After POC has started, Flare creates the admin startup kit under the workspace, for example:
workspace/myfed_poc/myfed/prod_00/admin@nvidia.com
From a notebook under myfed/apps/, the workspace root is typically two levels up (for example, Path.cwd().parent.parent). Use that to build the path.
Replace your existing “Connect to federation” cell with:
from pathlib import Path
# POC creates the admin startup kit here (relative to workspace root).

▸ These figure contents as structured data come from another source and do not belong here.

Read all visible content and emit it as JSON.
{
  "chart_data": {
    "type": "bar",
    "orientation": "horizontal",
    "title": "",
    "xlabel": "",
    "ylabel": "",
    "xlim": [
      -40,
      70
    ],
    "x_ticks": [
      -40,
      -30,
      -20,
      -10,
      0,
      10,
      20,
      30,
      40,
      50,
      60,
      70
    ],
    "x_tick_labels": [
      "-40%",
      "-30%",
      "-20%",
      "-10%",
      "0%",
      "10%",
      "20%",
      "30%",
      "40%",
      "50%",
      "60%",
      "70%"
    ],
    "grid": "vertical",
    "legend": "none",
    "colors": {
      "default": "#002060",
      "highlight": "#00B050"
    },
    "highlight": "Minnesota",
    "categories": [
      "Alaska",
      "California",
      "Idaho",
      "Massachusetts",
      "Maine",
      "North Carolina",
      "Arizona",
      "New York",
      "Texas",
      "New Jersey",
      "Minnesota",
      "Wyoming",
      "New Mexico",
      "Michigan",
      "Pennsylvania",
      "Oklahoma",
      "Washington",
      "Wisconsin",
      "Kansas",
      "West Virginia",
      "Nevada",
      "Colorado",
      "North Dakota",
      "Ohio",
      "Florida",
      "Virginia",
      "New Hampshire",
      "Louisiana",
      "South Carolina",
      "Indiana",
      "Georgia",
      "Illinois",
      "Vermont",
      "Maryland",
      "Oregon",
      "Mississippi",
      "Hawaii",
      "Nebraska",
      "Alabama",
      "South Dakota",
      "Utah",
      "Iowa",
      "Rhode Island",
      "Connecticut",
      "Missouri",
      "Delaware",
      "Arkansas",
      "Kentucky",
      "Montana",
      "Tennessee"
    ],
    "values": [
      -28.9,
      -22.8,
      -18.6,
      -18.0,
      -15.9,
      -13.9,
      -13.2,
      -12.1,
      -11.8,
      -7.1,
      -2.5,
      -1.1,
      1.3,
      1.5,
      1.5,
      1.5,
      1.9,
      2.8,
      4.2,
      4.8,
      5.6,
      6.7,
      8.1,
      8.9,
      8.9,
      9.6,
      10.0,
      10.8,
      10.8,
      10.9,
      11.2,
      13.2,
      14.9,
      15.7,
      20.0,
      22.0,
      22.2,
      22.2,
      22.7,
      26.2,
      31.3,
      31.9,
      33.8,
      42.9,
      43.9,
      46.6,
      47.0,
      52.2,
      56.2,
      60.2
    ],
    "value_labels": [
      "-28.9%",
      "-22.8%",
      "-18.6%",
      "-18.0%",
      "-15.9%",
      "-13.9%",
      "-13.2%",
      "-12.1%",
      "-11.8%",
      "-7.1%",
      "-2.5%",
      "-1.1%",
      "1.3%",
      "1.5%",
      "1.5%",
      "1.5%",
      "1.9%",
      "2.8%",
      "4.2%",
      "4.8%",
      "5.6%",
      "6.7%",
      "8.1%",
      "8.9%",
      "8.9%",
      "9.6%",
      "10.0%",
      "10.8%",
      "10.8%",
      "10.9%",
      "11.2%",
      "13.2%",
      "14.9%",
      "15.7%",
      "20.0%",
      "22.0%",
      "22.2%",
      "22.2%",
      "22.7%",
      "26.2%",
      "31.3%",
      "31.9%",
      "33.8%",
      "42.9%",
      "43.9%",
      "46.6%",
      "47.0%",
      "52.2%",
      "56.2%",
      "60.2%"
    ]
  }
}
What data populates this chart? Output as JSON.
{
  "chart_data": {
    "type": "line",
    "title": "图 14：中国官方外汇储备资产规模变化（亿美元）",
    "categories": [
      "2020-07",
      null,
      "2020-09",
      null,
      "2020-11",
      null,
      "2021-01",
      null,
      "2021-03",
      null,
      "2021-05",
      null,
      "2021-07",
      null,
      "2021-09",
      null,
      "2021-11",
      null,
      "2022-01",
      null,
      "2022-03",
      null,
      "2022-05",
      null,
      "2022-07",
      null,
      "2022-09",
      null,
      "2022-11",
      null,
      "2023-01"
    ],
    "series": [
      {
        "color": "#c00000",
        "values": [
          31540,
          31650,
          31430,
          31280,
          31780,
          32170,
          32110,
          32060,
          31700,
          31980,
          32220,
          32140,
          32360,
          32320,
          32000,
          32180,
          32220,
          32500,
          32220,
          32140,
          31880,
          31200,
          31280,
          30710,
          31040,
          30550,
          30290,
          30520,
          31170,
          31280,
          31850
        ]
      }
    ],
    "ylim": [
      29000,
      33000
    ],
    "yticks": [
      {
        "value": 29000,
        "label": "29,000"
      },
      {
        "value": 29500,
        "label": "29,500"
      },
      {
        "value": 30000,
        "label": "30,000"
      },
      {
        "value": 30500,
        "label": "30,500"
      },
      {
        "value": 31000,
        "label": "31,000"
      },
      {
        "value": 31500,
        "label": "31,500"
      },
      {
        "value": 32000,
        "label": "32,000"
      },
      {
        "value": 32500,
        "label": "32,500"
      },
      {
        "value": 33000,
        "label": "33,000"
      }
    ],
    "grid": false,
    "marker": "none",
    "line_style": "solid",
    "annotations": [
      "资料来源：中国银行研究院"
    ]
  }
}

# If the notebook is in myfed/apps/, workspace root is parent.parent.
admin_startup_kit = (
Path.cwd().parent.parent
/ "workspace"
/ "myfed_poc"
/ "myfed"
/ "prod_00"
/ "admin@nvidia.com"
)
session = get_session(target="flare", admin_package=admin_startup_kit)
session.connect()
print("Connected to federation!")
Keep all other cells as in Part 1 (same pipeline, prepare, execute, callback, wait, display, close). Run the notebook from the workspace (or ensure the path to admin_startup_kit is correct for your directory layout).
Step 7: Run the Notebook#
Start Jupyter from the workspace root:
cd ~/zero-to-thirty jupyter lab
Open
myfed/apps/application.ipynb(or your notebook).Run all cells in order.
You should see the same behavior as in Part 1, but with jobs running over Flare POC instead of the local target.
NOTE: After these changes, you can still run in local target mode. If you change your Cell 2 back to use get_session(target="local"), it should still work!
Cleanup#
When you are done with POC:
dfm poc stop
dfm poc cleanup -f myfed
Troubleshooting (POC-specific)#
Issue |
What to do |
|---|---|
Port already in use / certificate errors |
Run |
“Startup kit does not exist” |
Ensure POC has finished ( |
“Cannot find module myfed” on POC sites |
From workspace root: |
“Could not locate a Python module for name myfed.fed.runtime.server” |
Add the |
Site names in project.yaml |
Client names under |
For general federation or pipeline issues, see Part 1.